A study conducted by researchers at the University of Sheffield Hallam has explored the cardiovascular effects of quitting smoking through different delivery methods. The work compares nicotine-containing e-cigarettes, nicotine-free e-cigarettes, and traditional nicotine replacement therapy to see how each impacts blood vessels and heart health. The investigation is reported as part of findings listed in a reputable medical journal, BMC Medicine.
In this study, 248 adult smokers who averaged ten or more cigarettes daily and who were motivated to quit with professional support were recruited. Participants were randomly assigned to one of three groups: the first used 18 mg/mL nicotine electronic cigarettes, the second used nicotine-free electronic cigarettes, and the third followed a course of standard nicotine replacement therapy.

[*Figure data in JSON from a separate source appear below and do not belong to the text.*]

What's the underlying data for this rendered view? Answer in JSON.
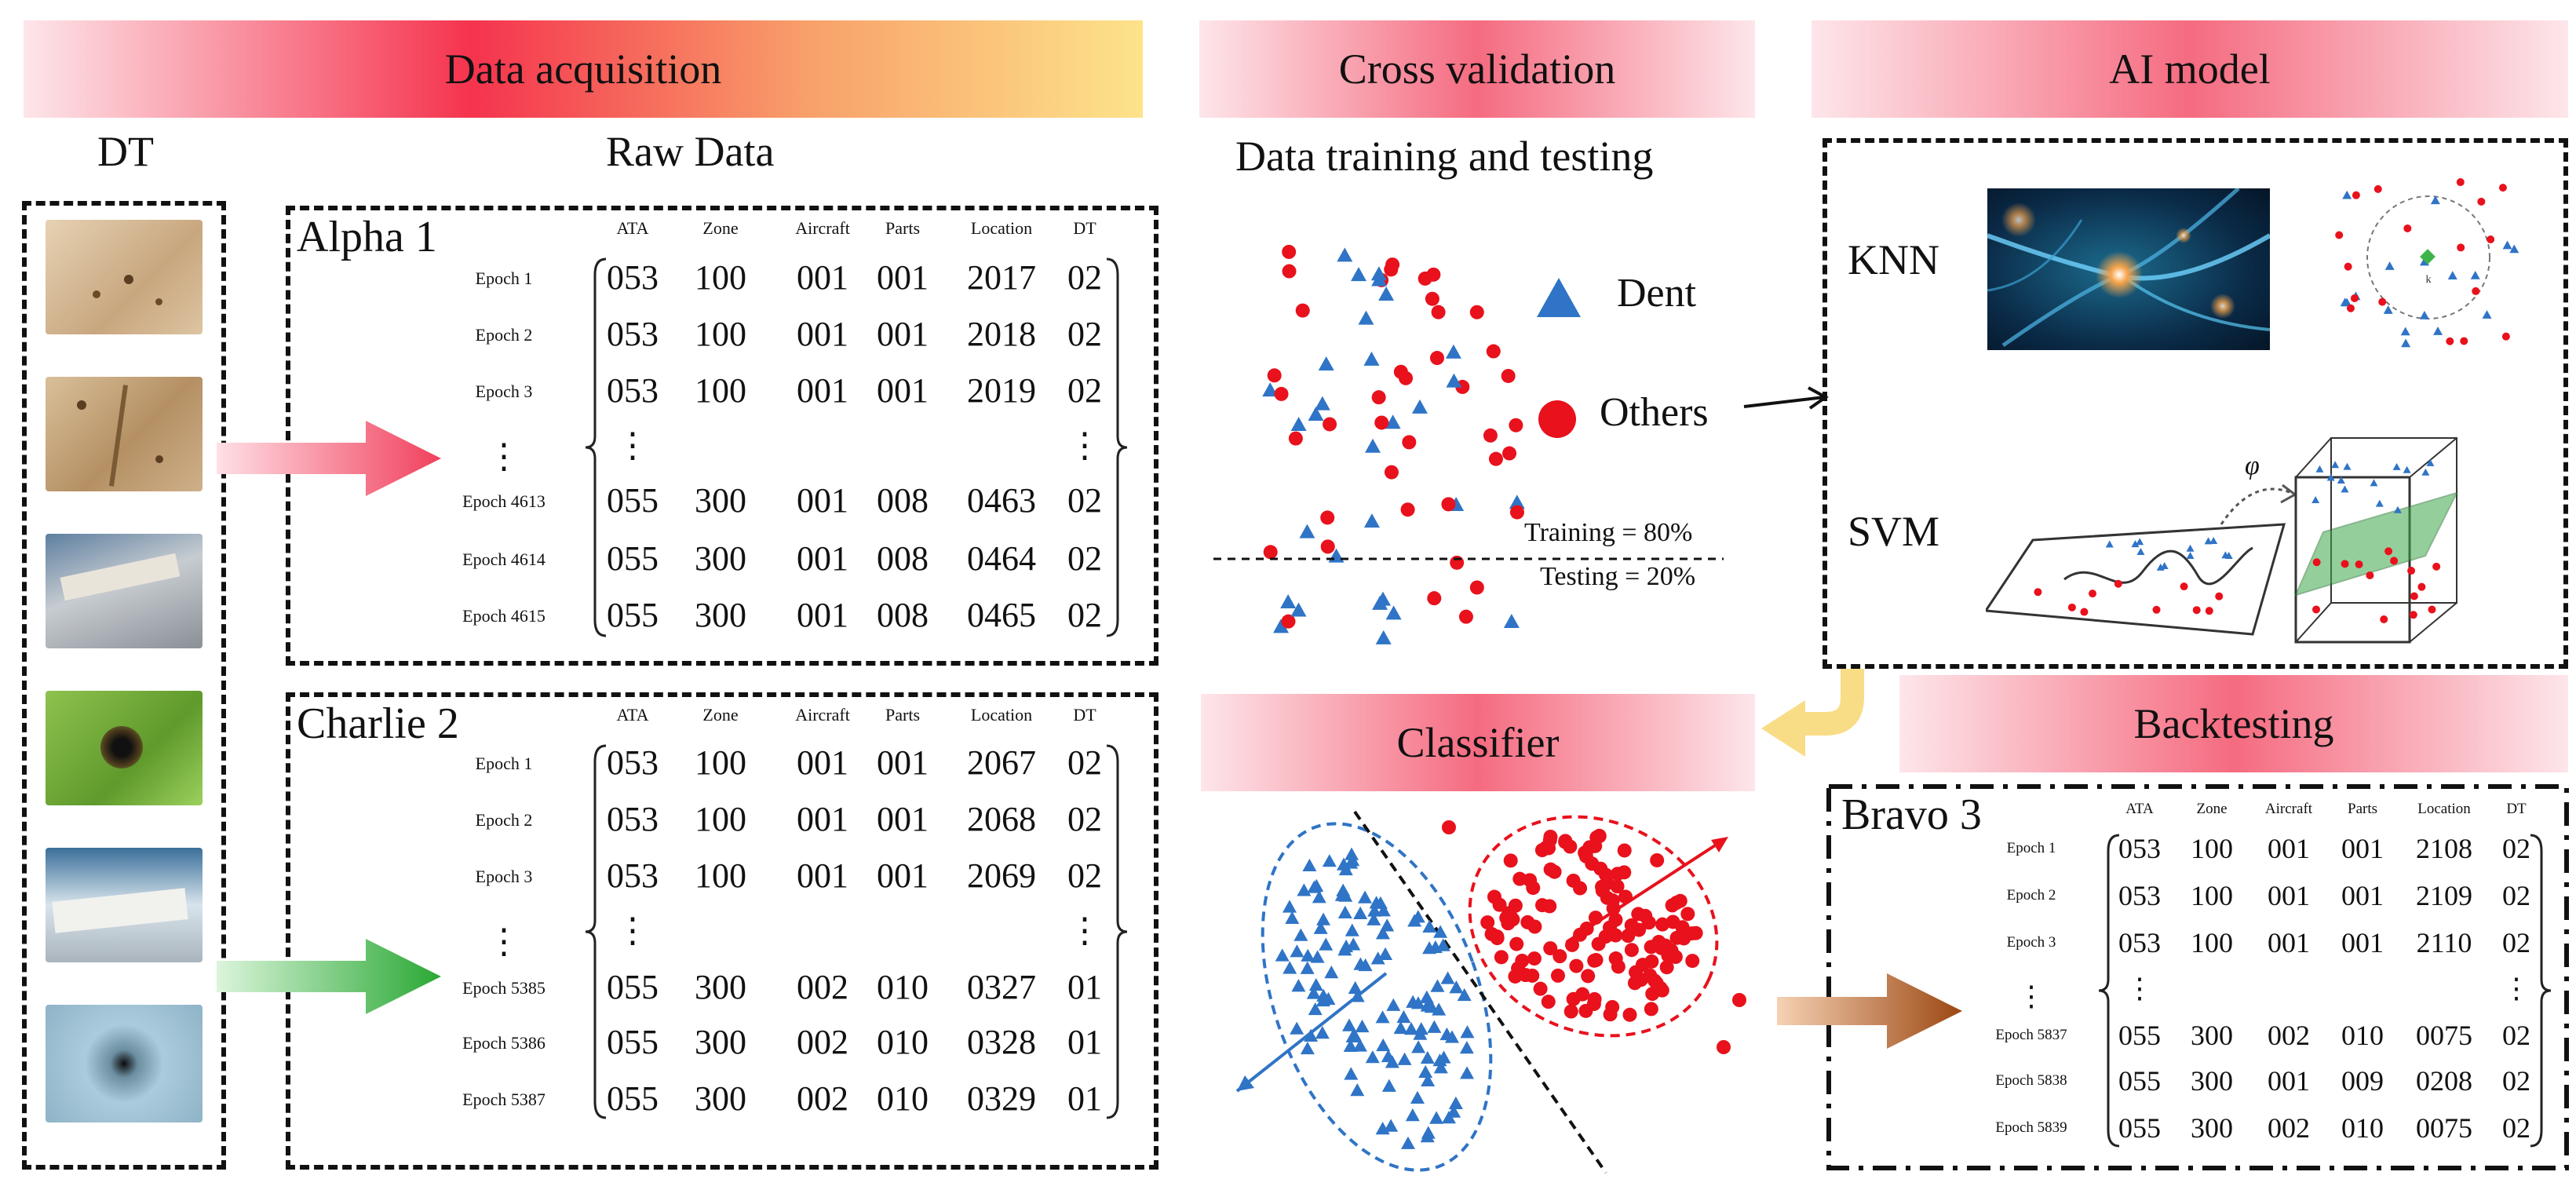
{
  "banners": {
    "data_acquisition": "Data acquisition",
    "cross_validation": "Cross validation",
    "ai_model": "AI model",
    "classifier": "Classifier",
    "backtesting": "Backtesting"
  },
  "labels": {
    "dt": "DT",
    "raw_data": "Raw Data",
    "training_testing": "Data training and testing",
    "dent": "Dent",
    "others": "Others",
    "training": "Training = 80%",
    "testing": "Testing = 20%",
    "knn": "KNN",
    "svm": "SVM",
    "phi": "φ",
    "k": "k"
  },
  "columns": [
    "ATA",
    "Zone",
    "Aircraft",
    "Parts",
    "Location",
    "DT"
  ],
  "tables": {
    "alpha": {
      "name": "Alpha 1",
      "rows": [
        {
          "epoch": "Epoch 1",
          "cells": [
            "053",
            "100",
            "001",
            "001",
            "2017",
            "02"
          ]
        },
        {
          "epoch": "Epoch 2",
          "cells": [
            "053",
            "100",
            "001",
            "001",
            "2018",
            "02"
          ]
        },
        {
          "epoch": "Epoch 3",
          "cells": [
            "053",
            "100",
            "001",
            "001",
            "2019",
            "02"
          ]
        },
        {
          "epoch": "⋮",
          "cells": [
            "⋮",
            "",
            "",
            "",
            "",
            "⋮"
          ]
        },
        {
          "epoch": "Epoch 4613",
          "cells": [
            "055",
            "300",
            "001",
            "008",
            "0463",
            "02"
          ]
        },
        {
          "epoch": "Epoch 4614",
          "cells": [
            "055",
            "300",
            "001",
            "008",
            "0464",
            "02"
          ]
        },
        {
          "epoch": "Epoch 4615",
          "cells": [
            "055",
            "300",
            "001",
            "008",
            "0465",
            "02"
          ]
        }
      ]
    },
    "charlie": {
      "name": "Charlie 2",
      "rows": [
        {
          "epoch": "Epoch 1",
          "cells": [
            "053",
            "100",
            "001",
            "001",
            "2067",
            "02"
          ]
        },
        {
          "epoch": "Epoch 2",
          "cells": [
            "053",
            "100",
            "001",
            "001",
            "2068",
            "02"
          ]
        },
        {
          "epoch": "Epoch 3",
          "cells": [
            "053",
            "100",
            "001",
            "001",
            "2069",
            "02"
          ]
        },
        {
          "epoch": "⋮",
          "cells": [
            "⋮",
            "",
            "",
            "",
            "",
            "⋮"
          ]
        },
        {
          "epoch": "Epoch 5385",
          "cells": [
            "055",
            "300",
            "002",
            "010",
            "0327",
            "01"
          ]
        },
        {
          "epoch": "Epoch 5386",
          "cells": [
            "055",
            "300",
            "002",
            "010",
            "0328",
            "01"
          ]
        },
        {
          "epoch": "Epoch 5387",
          "cells": [
            "055",
            "300",
            "002",
            "010",
            "0329",
            "01"
          ]
        }
      ]
    },
    "bravo": {
      "name": "Bravo 3",
      "rows": [
        {
          "epoch": "Epoch 1",
          "cells": [
            "053",
            "100",
            "001",
            "001",
            "2108",
            "02"
          ]
        },
        {
          "epoch": "Epoch 2",
          "cells": [
            "053",
            "100",
            "001",
            "001",
            "2109",
            "02"
          ]
        },
        {
          "epoch": "Epoch 3",
          "cells": [
            "053",
            "100",
            "001",
            "001",
            "2110",
            "02"
          ]
        },
        {
          "epoch": "⋮",
          "cells": [
            "⋮",
            "",
            "",
            "",
            "",
            "⋮"
          ]
        },
        {
          "epoch": "Epoch 5837",
          "cells": [
            "055",
            "300",
            "002",
            "010",
            "0075",
            "02"
          ]
        },
        {
          "epoch": "Epoch 5838",
          "cells": [
            "055",
            "300",
            "001",
            "009",
            "0208",
            "02"
          ]
        },
        {
          "epoch": "Epoch 5839",
          "cells": [
            "055",
            "300",
            "002",
            "010",
            "0075",
            "02"
          ]
        }
      ]
    }
  },
  "colors": {
    "red": "#e8111c",
    "blue": "#2f74c6",
    "green_arrow": "#35b43e",
    "pink_arrow": "#f0506a",
    "brown_arrow": "#b2591f",
    "yellow_arrow": "#f6d36b"
  }
}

Researchers assessed vascular health at three key points: baseline, three months, and six months. The evaluation involved vascular stress testing along with specific reactivity tests using acetylcholine and sodium nitroprusside, in addition to regular blood pressure measurements. Across all three groups, the results indicated similar patterns of vascular health change. In other words, none of the quitting strategies demonstrated a distinct cardiovascular advantage over the others within the study period.
It is well established that smoking is a major risk factor for cardiovascular disease, and cessation produces meaningful reductions in risk. Electronic cigarettes, whether they deliver nicotine or not, have gained popularity as tools to support quitting due to their substitutive role and user-friendly appeal. This research represents one of the early efforts to document how these products might affect blood vessel function and cardiac health in people who are trying to quit. The study also underscores that the act of quitting, rather than the precise method of nicotine delivery, plays the central role in improving cardiovascular outcomes over time. Further research will help clarify longer-term effects and identify any subgroup differences that could influence recommendations for quitting strategies in clinical and public health settings.